AI adoption slows at the workflow level
Most companies have already cleared the first hurdle to accessing AI. What slows things down now is turning that access into something that fits inside real workflows and holds up over time.
“That’s an insane amount of technical and domain-specific process work to be done to make this all happen,” Aaron Levie, CEO, Box, wrote on X, as reported by Business Insider. “Huge opportunity for new service providers, as well as [internal] teams and roles to emerge, to help drive this change.”
That kind of work is where many AI initiatives either stall or remain mired in limited pilots. It is also the part of the market that is starting to draw more attention as companies look for ways to move from isolated use cases to something more “embedded.”
Sunny Madra, vice president of hardware, Nvidia, pointed to that dynamic more broadly, writing that “Services and solutions are the key to winning the hearts of enterprises.”

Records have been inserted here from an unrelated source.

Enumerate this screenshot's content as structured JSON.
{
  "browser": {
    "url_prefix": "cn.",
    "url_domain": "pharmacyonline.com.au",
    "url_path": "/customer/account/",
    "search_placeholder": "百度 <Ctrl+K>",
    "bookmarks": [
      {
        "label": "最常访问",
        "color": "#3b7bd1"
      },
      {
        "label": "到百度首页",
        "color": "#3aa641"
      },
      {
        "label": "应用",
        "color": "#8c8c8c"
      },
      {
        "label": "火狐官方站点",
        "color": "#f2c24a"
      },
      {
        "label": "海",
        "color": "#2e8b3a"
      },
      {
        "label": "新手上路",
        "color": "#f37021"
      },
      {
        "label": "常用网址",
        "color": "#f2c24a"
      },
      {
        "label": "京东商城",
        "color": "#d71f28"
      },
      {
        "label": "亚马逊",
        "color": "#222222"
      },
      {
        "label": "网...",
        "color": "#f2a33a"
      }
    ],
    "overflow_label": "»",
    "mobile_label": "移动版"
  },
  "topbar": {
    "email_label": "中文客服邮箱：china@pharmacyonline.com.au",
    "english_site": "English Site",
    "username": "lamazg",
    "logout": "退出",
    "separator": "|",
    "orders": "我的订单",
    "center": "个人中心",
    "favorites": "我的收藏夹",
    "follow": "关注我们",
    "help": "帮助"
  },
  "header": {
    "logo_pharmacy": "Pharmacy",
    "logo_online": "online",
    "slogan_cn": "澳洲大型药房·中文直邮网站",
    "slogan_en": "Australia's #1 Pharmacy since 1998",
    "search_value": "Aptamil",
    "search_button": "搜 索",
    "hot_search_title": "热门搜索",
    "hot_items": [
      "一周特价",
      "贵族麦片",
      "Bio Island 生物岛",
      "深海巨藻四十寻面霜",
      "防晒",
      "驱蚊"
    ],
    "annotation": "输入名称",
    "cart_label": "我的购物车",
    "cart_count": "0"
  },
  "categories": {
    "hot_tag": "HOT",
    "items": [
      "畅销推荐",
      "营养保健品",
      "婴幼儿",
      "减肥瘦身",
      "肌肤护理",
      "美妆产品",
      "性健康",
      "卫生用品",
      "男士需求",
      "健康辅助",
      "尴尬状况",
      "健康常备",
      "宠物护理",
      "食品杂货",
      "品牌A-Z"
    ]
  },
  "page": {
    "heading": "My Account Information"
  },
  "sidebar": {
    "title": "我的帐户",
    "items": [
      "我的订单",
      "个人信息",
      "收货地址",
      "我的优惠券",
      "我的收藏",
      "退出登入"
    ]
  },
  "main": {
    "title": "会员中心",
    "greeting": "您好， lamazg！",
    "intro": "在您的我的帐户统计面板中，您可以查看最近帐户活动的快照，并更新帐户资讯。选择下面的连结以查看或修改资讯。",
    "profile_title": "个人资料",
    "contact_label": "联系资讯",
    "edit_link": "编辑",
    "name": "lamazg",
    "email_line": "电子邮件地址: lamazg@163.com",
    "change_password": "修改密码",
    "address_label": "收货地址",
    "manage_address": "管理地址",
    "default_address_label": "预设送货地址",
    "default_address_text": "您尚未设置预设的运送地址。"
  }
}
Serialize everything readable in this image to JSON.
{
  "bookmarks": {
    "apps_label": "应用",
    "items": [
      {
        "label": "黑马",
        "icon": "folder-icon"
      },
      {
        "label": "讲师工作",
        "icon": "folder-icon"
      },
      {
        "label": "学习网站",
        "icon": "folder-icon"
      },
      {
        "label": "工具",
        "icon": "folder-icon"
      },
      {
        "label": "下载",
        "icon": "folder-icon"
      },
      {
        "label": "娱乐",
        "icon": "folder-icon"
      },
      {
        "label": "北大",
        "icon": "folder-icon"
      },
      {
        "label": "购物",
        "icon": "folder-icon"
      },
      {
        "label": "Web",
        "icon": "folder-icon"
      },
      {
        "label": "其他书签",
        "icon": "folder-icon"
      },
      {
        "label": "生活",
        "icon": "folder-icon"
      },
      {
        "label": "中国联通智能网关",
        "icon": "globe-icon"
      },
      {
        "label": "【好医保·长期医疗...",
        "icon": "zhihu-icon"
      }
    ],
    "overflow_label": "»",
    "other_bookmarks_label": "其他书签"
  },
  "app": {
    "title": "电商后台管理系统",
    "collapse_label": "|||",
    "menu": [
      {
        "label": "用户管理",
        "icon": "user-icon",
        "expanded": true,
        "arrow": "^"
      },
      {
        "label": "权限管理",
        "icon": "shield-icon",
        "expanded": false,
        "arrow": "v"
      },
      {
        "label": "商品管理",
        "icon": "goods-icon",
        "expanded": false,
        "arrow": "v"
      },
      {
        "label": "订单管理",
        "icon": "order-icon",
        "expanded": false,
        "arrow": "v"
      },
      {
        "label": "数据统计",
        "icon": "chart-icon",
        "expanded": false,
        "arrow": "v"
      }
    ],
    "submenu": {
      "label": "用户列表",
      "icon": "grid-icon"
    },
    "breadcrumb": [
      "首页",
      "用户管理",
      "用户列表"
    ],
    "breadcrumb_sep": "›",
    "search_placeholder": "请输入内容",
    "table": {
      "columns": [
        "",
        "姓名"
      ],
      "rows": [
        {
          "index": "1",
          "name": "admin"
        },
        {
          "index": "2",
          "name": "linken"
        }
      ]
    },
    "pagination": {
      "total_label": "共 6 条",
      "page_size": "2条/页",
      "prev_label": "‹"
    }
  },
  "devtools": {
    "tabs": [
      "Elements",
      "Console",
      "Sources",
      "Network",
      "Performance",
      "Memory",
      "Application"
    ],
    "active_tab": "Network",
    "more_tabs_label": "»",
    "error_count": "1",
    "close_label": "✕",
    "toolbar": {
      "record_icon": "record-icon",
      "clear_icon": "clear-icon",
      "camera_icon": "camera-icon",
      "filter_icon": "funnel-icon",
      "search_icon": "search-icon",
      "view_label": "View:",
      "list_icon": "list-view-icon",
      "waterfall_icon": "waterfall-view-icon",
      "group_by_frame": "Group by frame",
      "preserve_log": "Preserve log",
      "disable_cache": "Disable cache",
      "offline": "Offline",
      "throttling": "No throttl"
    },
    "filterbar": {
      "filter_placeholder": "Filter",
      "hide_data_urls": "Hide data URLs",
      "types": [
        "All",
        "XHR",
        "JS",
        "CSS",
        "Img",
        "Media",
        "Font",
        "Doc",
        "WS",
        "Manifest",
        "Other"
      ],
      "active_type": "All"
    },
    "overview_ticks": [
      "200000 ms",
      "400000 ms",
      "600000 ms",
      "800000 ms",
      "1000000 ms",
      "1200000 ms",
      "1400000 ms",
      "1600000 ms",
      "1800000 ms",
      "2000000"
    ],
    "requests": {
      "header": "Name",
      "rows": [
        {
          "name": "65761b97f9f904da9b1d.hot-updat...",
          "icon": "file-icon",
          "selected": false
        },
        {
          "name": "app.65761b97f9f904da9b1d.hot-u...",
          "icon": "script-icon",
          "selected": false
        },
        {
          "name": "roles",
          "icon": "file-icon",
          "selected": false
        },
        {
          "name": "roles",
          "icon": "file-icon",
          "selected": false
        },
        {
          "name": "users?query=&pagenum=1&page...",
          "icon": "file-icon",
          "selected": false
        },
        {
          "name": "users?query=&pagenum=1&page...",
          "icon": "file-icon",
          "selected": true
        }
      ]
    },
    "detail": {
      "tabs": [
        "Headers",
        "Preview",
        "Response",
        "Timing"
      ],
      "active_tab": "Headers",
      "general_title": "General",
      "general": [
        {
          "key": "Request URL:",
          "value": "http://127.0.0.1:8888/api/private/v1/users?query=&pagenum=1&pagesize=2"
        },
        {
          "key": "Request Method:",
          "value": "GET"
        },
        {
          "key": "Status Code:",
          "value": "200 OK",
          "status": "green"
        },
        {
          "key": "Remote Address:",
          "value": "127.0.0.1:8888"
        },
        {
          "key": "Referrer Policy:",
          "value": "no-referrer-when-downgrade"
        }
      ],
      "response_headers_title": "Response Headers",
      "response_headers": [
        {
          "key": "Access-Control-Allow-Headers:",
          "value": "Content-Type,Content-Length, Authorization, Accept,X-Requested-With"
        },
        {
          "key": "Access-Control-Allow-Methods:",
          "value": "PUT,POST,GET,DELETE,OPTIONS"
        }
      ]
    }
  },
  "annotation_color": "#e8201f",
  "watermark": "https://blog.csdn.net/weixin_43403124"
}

OpenAI enters a more crowded services market
What makes DeployCo notable is not just its focus on services, but also how directly OpenAI is stepping into that role.
Model providers have usually kept a bit of distance from implementation, leaving that work to consultants, integrators, and internal teams. This pulls OpenAI closer to that layer, and in some cases, into work others in the ecosystem have long handled.
There is still a gap between what these systems can do and what most organizations are set up to support. Yan-David “Yanda” Erlich, general partner at B Capital, called that out directly, writing that “few enterprises” are ready to absorb the pace of progress.
There’s still plenty of room for other players here. At the same time, when the model provider starts getting involved in how systems are designed and deployed, it shifts the center of gravity a bit.
Right now, the bigger constraint is execution. The simple truth is that there just aren’t enough teams that know how to take AI from something interesting to something that actually takes root. As more vendors move into this space, the focus shifts to who can actually make hay (so they say).
OpenAI’s DeployCo launch comes as the company has been building out its partner strategy more aggressively, including bringing on former Google Cloud channel exec Colleen Kapase. The conversation is definitely moving past pilots and into deployment, integration, and ongoing operations.